GenAI Predictions (www.tbray.org)

🤖 AI Summary
A candid forecast argues that many headline promises of GenAI won’t pan out. Hallucinations are likely intrinsic to current LLM training approaches — hard to connect model internals to ground truth and supported by research (e.g., “Why Language Models Hallucinate”) — so don’t expect a reliable fix soon. The “reverse centaur” model (models do work, humans tidy up) creates lots of low-quality “workslop” whose cleanup erodes productivity gains, and even the gentler “centaur” mode (humans using AI as tools) probably won’t eliminate tens of millions of knowledge jobs because the net output/quality balance won’t cover the enormous AI operating costs. Meanwhile the money flow behind GenAI looks unsustainably large; a bubble could burst (perhaps around 2026), doing financial damage without collapsing the broader economy.

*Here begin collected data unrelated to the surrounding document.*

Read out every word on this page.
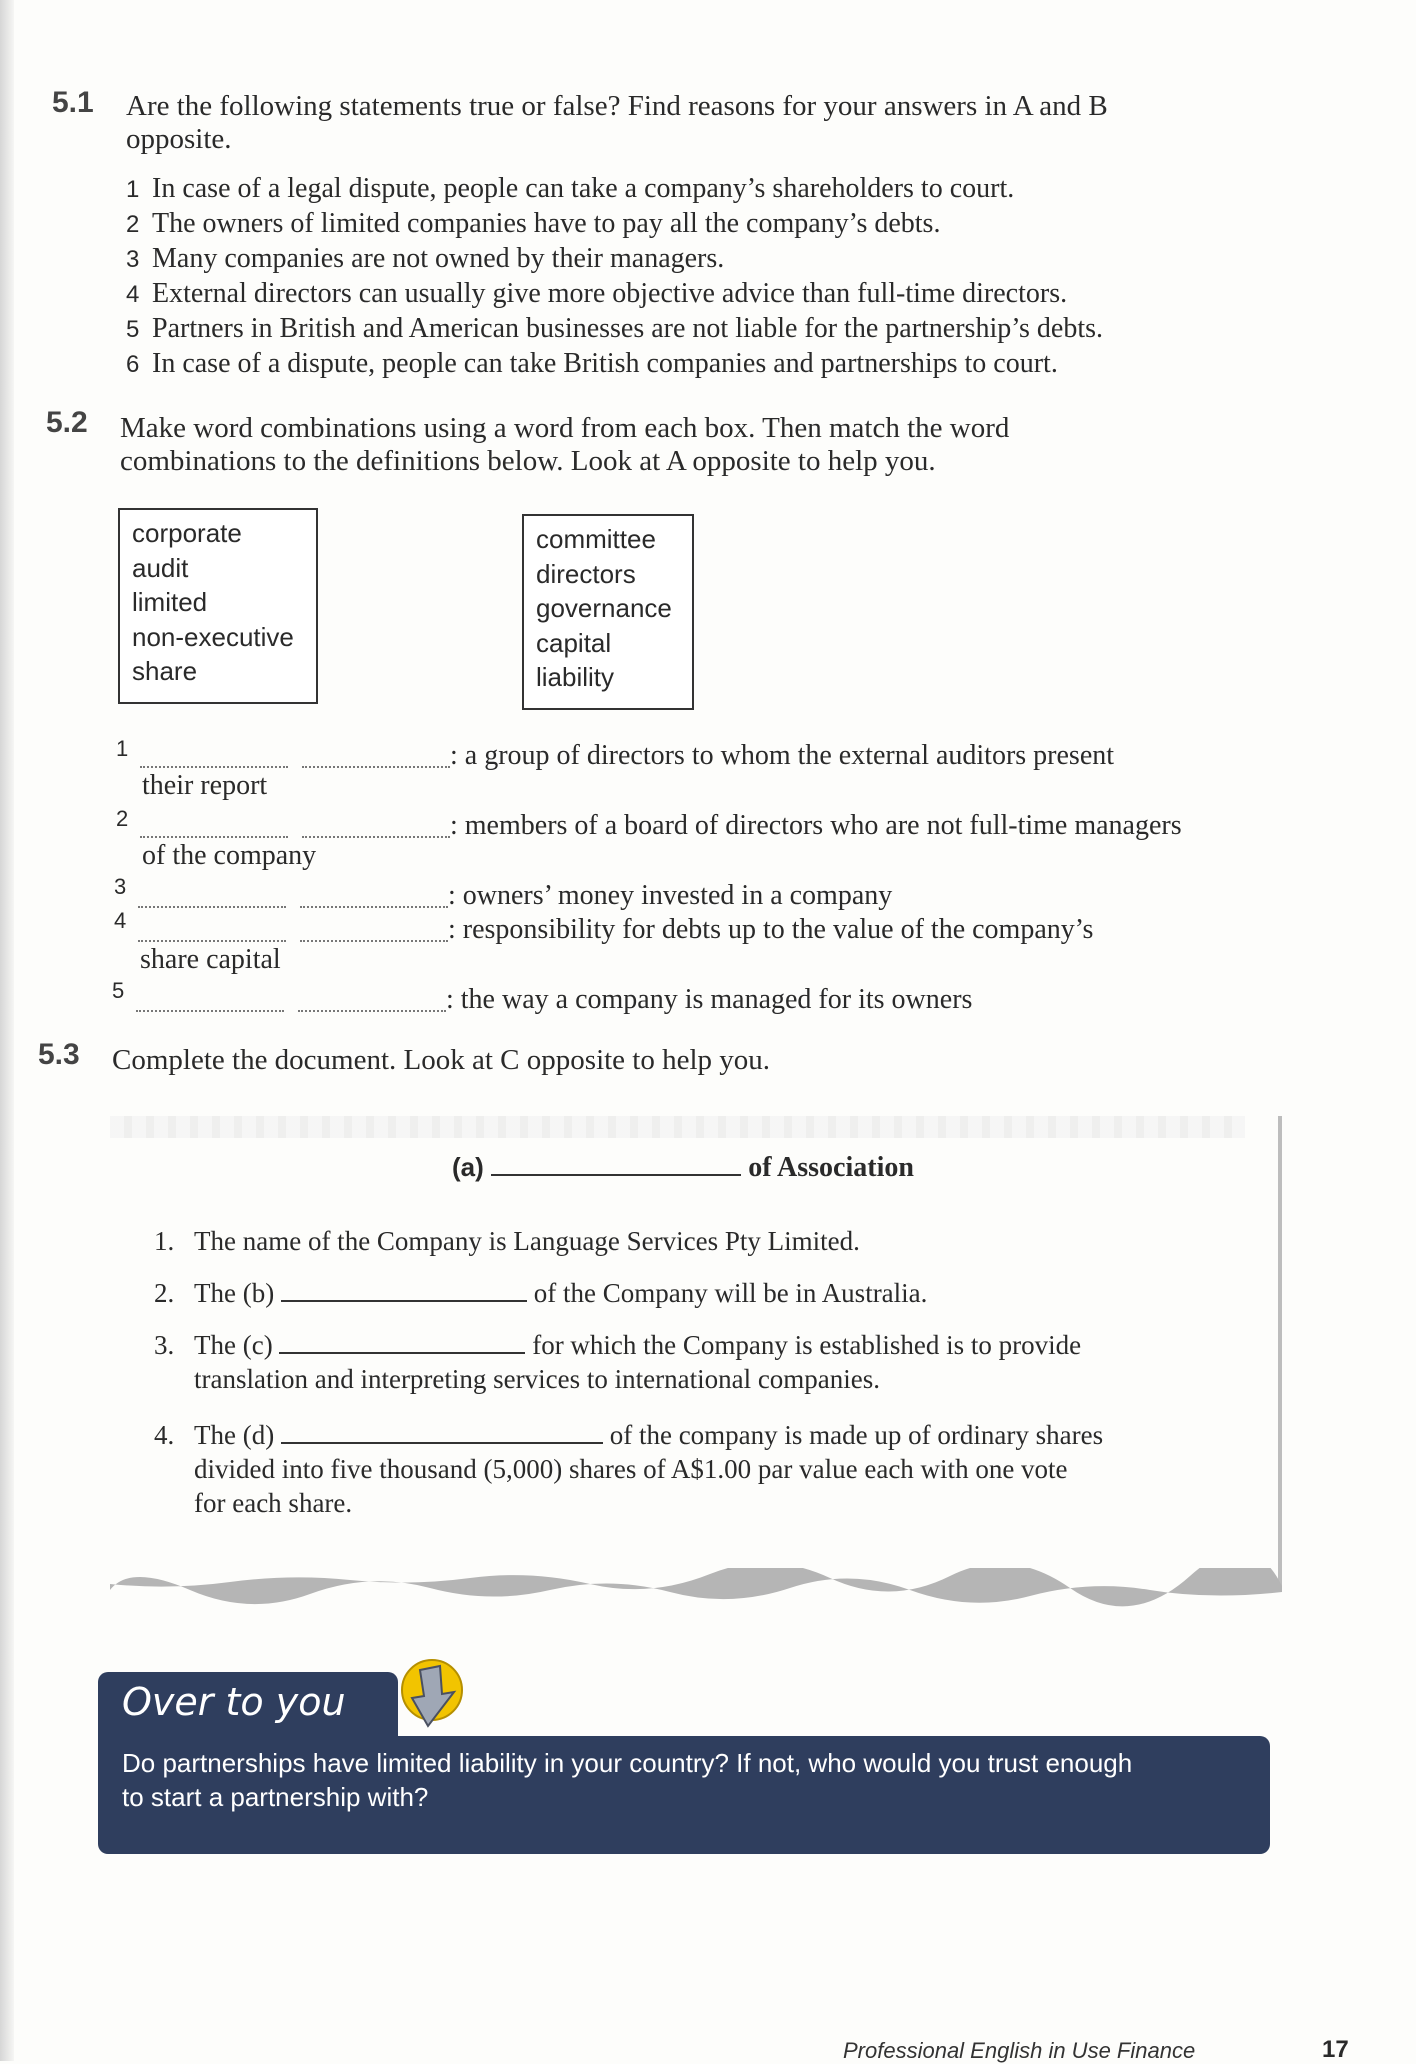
5.1 Are the following statements true or false? Find reasons for your answers in A and B
opposite.
1 In case of a legal dispute, people can take a company’s shareholders to court.
2 The owners of limited companies have to pay all the company’s debts.
3 Many companies are not owned by their managers.
4 External directors can usually give more objective advice than full-time directors.
5 Partners in British and American businesses are not liable for the partnership’s debts.
6 In case of a dispute, people can take British companies and partnerships to court.
5.2 Make word combinations using a word from each box. Then match the word
combinations to the definitions below. Look at A opposite to help you.
corporate
audit
limited
non-executive
share
committee
directors
governance
capital
liability
1	: a group of directors to whom the external auditors present
their report
2	: members of a board of directors who are not full-time managers
of the company
3	: owners’ money invested in a company
4	: responsibility for debts up to the value of the company’s
share capital
5	: the way a company is managed for its owners
5.3 Complete the document. Look at C opposite to help you.
(a)	of Association
1. The name of the Company is Language Services Pty Limited.
2. The (b)	of the Company will be in Australia.
3. The (c)	for which the Company is established is to provide
translation and interpreting services to international companies.
4. The (d)	of the company is made up of ordinary shares
divided into five thousand (5,000) shares of A$1.00 par value each with one vote
for each share.
Over to you
Do partnerships have limited liability in your country? If not, who would you trust enough
to start a partnership with?
Professional English in Use Finance	17
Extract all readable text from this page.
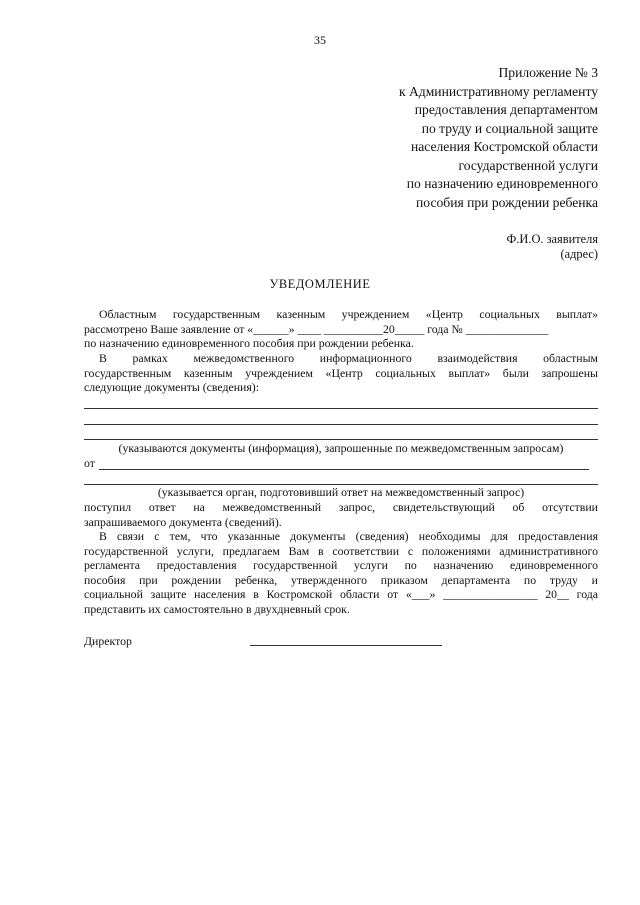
35
Приложение № 3
к Административному регламенту
предоставления департаментом
по труду и социальной защите
населения Костромской области
государственной услуги
по назначению единовременного
пособия при рождении ребенка
Ф.И.О. заявителя
(адрес)
УВЕДОМЛЕНИЕ
Областным государственным казенным учреждением «Центр социальных выплат»
рассмотрено Ваше заявление от «______» ____ __________20_____ года № ______________
по назначению единовременного пособия при рождении ребенка.
В рамках межведомственного информационного взаимодействия областным
государственным казенным учреждением «Центр социальных выплат» были запрошены
следующие документы (сведения):
(указываются документы (информация), запрошенные по межведомственным запросам)
от
(указывается орган, подготовивший ответ на межведомственный запрос)
поступил ответ на межведомственный запрос, свидетельствующий об отсутствии
запрашиваемого документа (сведений).
В связи с тем, что указанные документы (сведения) необходимы для предоставления
государственной услуги, предлагаем Вам в соответствии с положениями административного
регламента предоставления государственной услуги по назначению единовременного
пособия при рождении ребенка, утвержденного приказом департамента по труду и
социальной защите населения в Костромской области от «___» ________________ 20__ года
представить их самостоятельно в двухдневный срок.
Директор
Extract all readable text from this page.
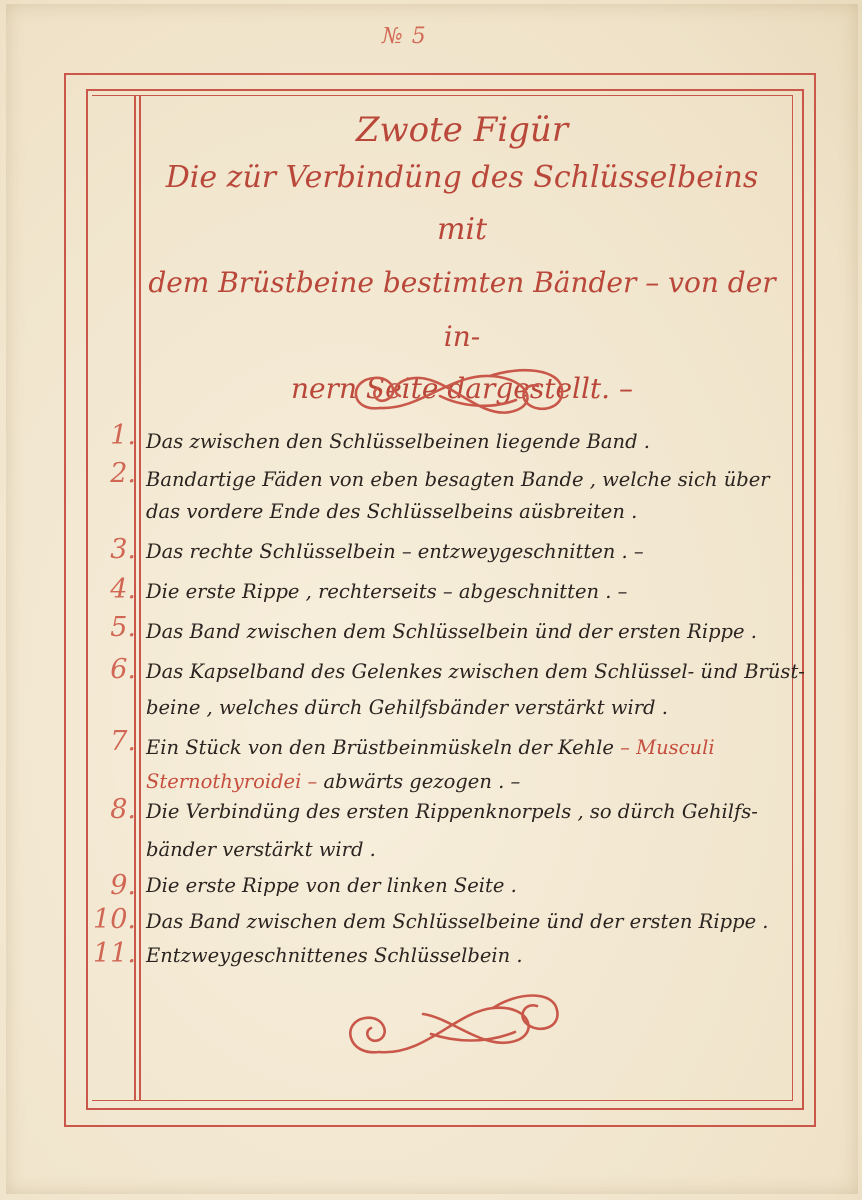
№ 5
Zwote Figür
Die zür Verbindüng des Schlüsselbeins mit
dem Brüstbeine bestimten Bänder – von der in-
nern Seite dargestellt. –
1. Das zwischen den Schlüsselbeinen liegende Band .
2. Bandartige Fäden von eben besagten Bande , welche sich über
das vordere Ende des Schlüsselbeins aüsbreiten .
3. Das rechte Schlüsselbein – entzweygeschnitten . –
4. Die erste Rippe , rechterseits – abgeschnitten . –
5. Das Band zwischen dem Schlüsselbein ünd der ersten Rippe .
6. Das Kapselband des Gelenkes zwischen dem Schlüssel- ünd Brüst-
beine , welches dürch Gehilfsbänder verstärkt wird .
7. Ein Stück von den Brüstbeinmüskeln der Kehle – Musculi
Sternothyroidei – abwärts gezogen . –
8. Die Verbindüng des ersten Rippenknorpels , so dürch Gehilfs-
bänder verstärkt wird .
9. Die erste Rippe von der linken Seite .
10. Das Band zwischen dem Schlüsselbeine ünd der ersten Rippe .
11. Entzweygeschnittenes Schlüsselbein .
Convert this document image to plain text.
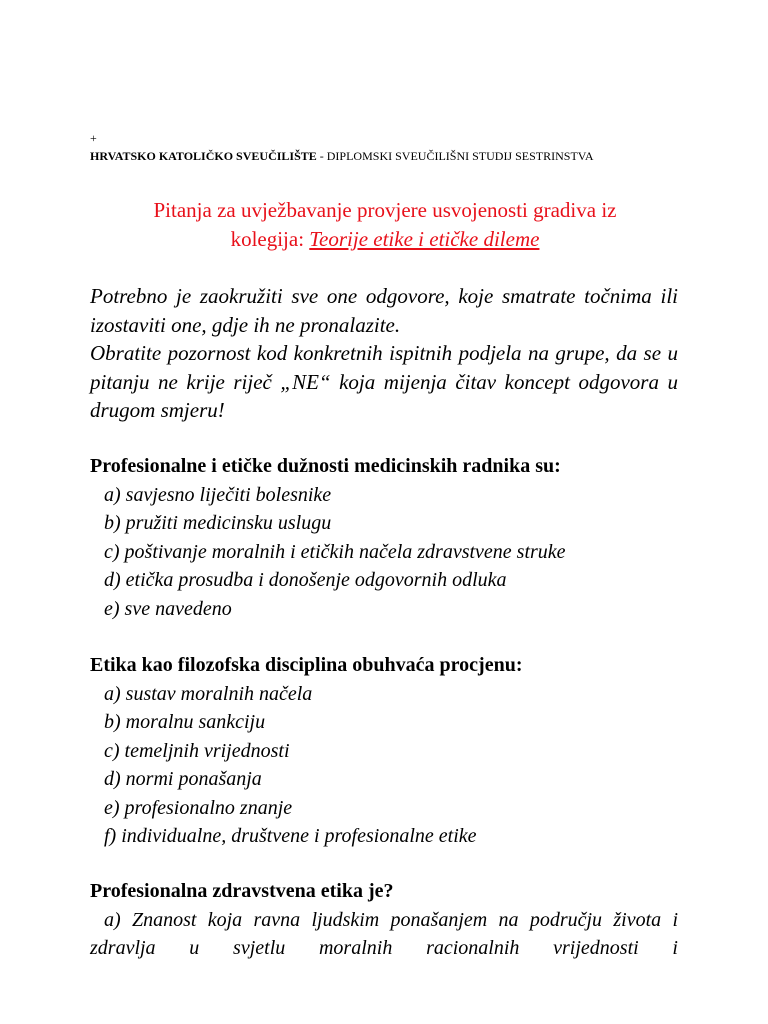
+
HRVATSKO KATOLIČKO SVEUČILIŠTE - DIPLOMSKI SVEUČILIŠNI STUDIJ SESTRINSTVA
Pitanja za uvježbavanje provjere usvojenosti gradiva iz
kolegija: Teorije etike i etičke dileme

Potrebno je zaokružiti sve one odgovore, koje smatrate točnima ili izostaviti one, gdje ih ne pronalazite.

Obratite pozornost kod konkretnih ispitnih podjela na grupe, da se u pitanju ne krije riječ „NE“ koja mijenja čitav koncept odgovora u drugom smjeru!

Profesionalne i etičke dužnosti medicinskih radnika su:
a) savjesno liječiti bolesnike
b) pružiti medicinsku uslugu
c) poštivanje moralnih i etičkih načela zdravstvene struke
d) etička prosudba i donošenje odgovornih odluka
e) sve navedeno
Etika kao filozofska disciplina obuhvaća procjenu:
a) sustav moralnih načela
b) moralnu sankciju
c) temeljnih vrijednosti
d) normi ponašanja
e) profesionalno znanje
f) individualne, društvene i profesionalne etike
Profesionalna zdravstvena etika je?
a) Znanost koja ravna ljudskim ponašanjem na području života i zdravlja u svjetlu moralnih racionalnih vrijednosti i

Where GenAI will matter is more concrete: code generation is already practical because “reality” for code can be verified by compilation and tests, and agent-based systems can iteratively generate and validate snippets. Expect routine adoption for application logic, API glue (Android, AWS), SQL, and StackOverflow–style lookups, while interaction design, low-level infrastructure, and concurrency-sensitive systems remain hard. Open questions include automated testing generation and infrastructure-as-code safety. Finally, beware the incentives: much of the push is driven by vendors and investors, with environmental and labor-cost externalities; when the hype recedes, we’ll likely end up with a more modest, mixed set of tools rather than the automated apocalypse some sell.